When I got to college and had my laptop, I could save the info in a file. And now, I have Endnote.
I also (class of 97) had to do an asston of MLA in high school, which is very weird because I never again encountered it. All the students who come into the library to do their college papers seem to need APA. Oddly, I never see Chicago, but then again I get mostly students who don’t have physical campuses.
Entering college students most definitely are expected to know how and when to cite sources in their writing. There’s no waiting period on academic integrity policies.
That said, I wish high schools would teach something other than or in addition to MLA. Chicago would be nice, if I were to have my druthers.
Good grief, no. I’m old enough to have done nothing but handwritten essays up to and including my final Bachelor’s degree exams. Content and quality of argument mattered more than citations and print layouts and the like. I didn’t have to think about any of that until I did a Master’s dissertation in my 50s, and even then I seem to remember it was a matter of making sure that however you did it, it was clear and consistent.
Class of 97 also, did MLA in junior and senior years of high school.
Now that 90% of my job is teaching MLA at a community college, I appreciate everyone who got it early and often. For those of you complaining that MLA isn’t relevant, teachers are going to teach what they know, and these are English classes mostly, not science classes, so they’re going to teach MLA. They don’t change.
Yes, the other 10% of my job is teaching APA, in business, nursing, etc.
Kids today, though. Between EasyBib and citation databases, they barely have to do any work. Not like when I was in school, and some teachers used 5th edition MLA, and some used 6th edition, and they were DIFFERENT. Argh.
Keyboarding should also be taught at an early age. We’re getting lots of 18 year olds who have never typed a paper in their life…
God, I never realized how much time I’d spend as a public librarian teaching citation. The thing is, these poor people have never been taught WHY they’re doing all this rigamarole. Once you explain to them what the point is, they have a much easier time with it. (I mean, not all that “running head” business, but the reasons for having a standardized way to cite your sources, and why you’d want to know where a scientist or an author found their information.)

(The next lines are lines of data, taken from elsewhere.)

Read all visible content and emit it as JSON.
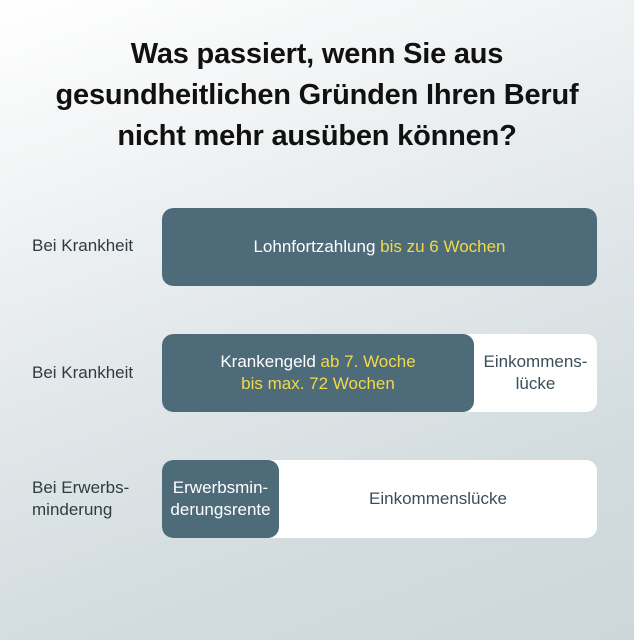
{
  "title": {
    "line1": "Was passiert, wenn Sie aus",
    "line2": "gesundheitlichen Gründen Ihren Beruf",
    "line3": "nicht mehr ausüben können?"
  },
  "rows": [
    {
      "label_lines": [
        "Bei Krankheit"
      ],
      "dark_segment": {
        "text": "Lohnfortzahlung",
        "highlight": "bis zu 6 Wochen"
      }
    },
    {
      "label_lines": [
        "Bei Krankheit"
      ],
      "dark_segment": {
        "line1_text": "Krankengeld",
        "line1_highlight": "ab 7. Woche",
        "line2_highlight": "bis max. 72 Wochen"
      },
      "light_segment": {
        "line1": "Einkommens-",
        "line2": "lücke"
      }
    },
    {
      "label_lines": [
        "Bei Erwerbs-",
        "minderung"
      ],
      "dark_segment": {
        "line1": "Erwerbsmin-",
        "line2": "derungsrente"
      },
      "light_segment": {
        "text": "Einkommenslücke"
      }
    }
  ],
  "colors": {
    "bar_dark": "#4d6b78",
    "highlight": "#f1d94a",
    "bar_light": "#ffffff",
    "label_text": "#2e3c42"
  }
}
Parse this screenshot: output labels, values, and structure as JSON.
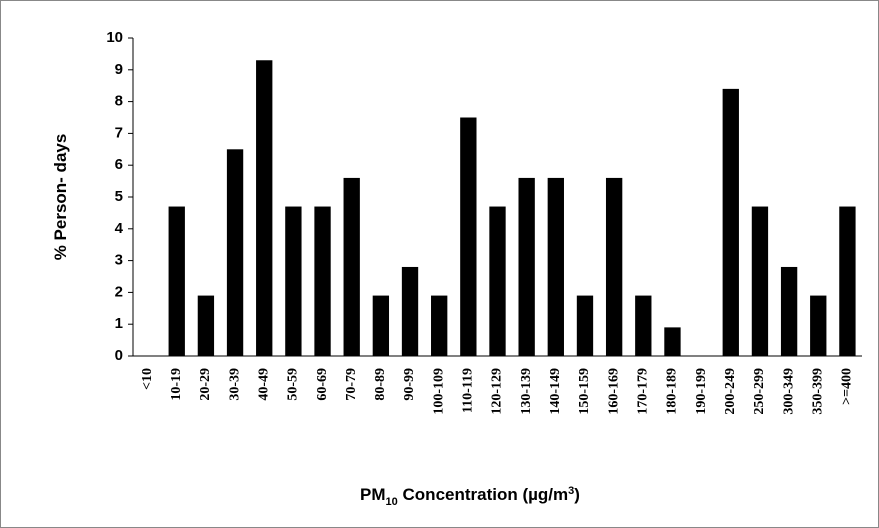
{
  "chart_data": {
    "type": "bar",
    "y_label": "% Person- days",
    "x_label": [
      "PM",
      "10",
      " Concentration (µg/m",
      "3",
      ")"
    ],
    "categories": [
      "<10",
      "10-19",
      "20-29",
      "30-39",
      "40-49",
      "50-59",
      "60-69",
      "70-79",
      "80-89",
      "90-99",
      "100-109",
      "110-119",
      "120-129",
      "130-139",
      "140-149",
      "150-159",
      "160-169",
      "170-179",
      "180-189",
      "190-199",
      "200-249",
      "250-299",
      "300-349",
      "350-399",
      ">=400"
    ],
    "values": [
      0,
      4.7,
      1.9,
      6.5,
      9.3,
      4.7,
      4.7,
      5.6,
      1.9,
      2.8,
      1.9,
      7.5,
      4.7,
      5.6,
      5.6,
      1.9,
      5.6,
      1.9,
      0.9,
      0,
      8.4,
      4.7,
      2.8,
      1.9,
      4.7
    ],
    "color": "#000000",
    "ylim": [
      0,
      10
    ],
    "yticks": [
      0,
      1,
      2,
      3,
      4,
      5,
      6,
      7,
      8,
      9,
      10
    ],
    "grid": false
  }
}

Of course, I get a ton of people going to Two Click U.
Never officially learned it, really–not even in college. It was just “use this style in this class.”
Sure, I’ve done all that stuff, but I didn’t know of MLA as anything other than a way to do citations. And I never really learned that–I had a cheat sheet. Now I’d probably just use an automated tool, where you fill in the important parts and it regurgitates a citation in every style.
BTW, OP: Is he still turning in physical papers, or are they actually requiring these structural aspect on digital papers? The guidelines all seem to be based on things that would make it easier for teachers to grade physical papers.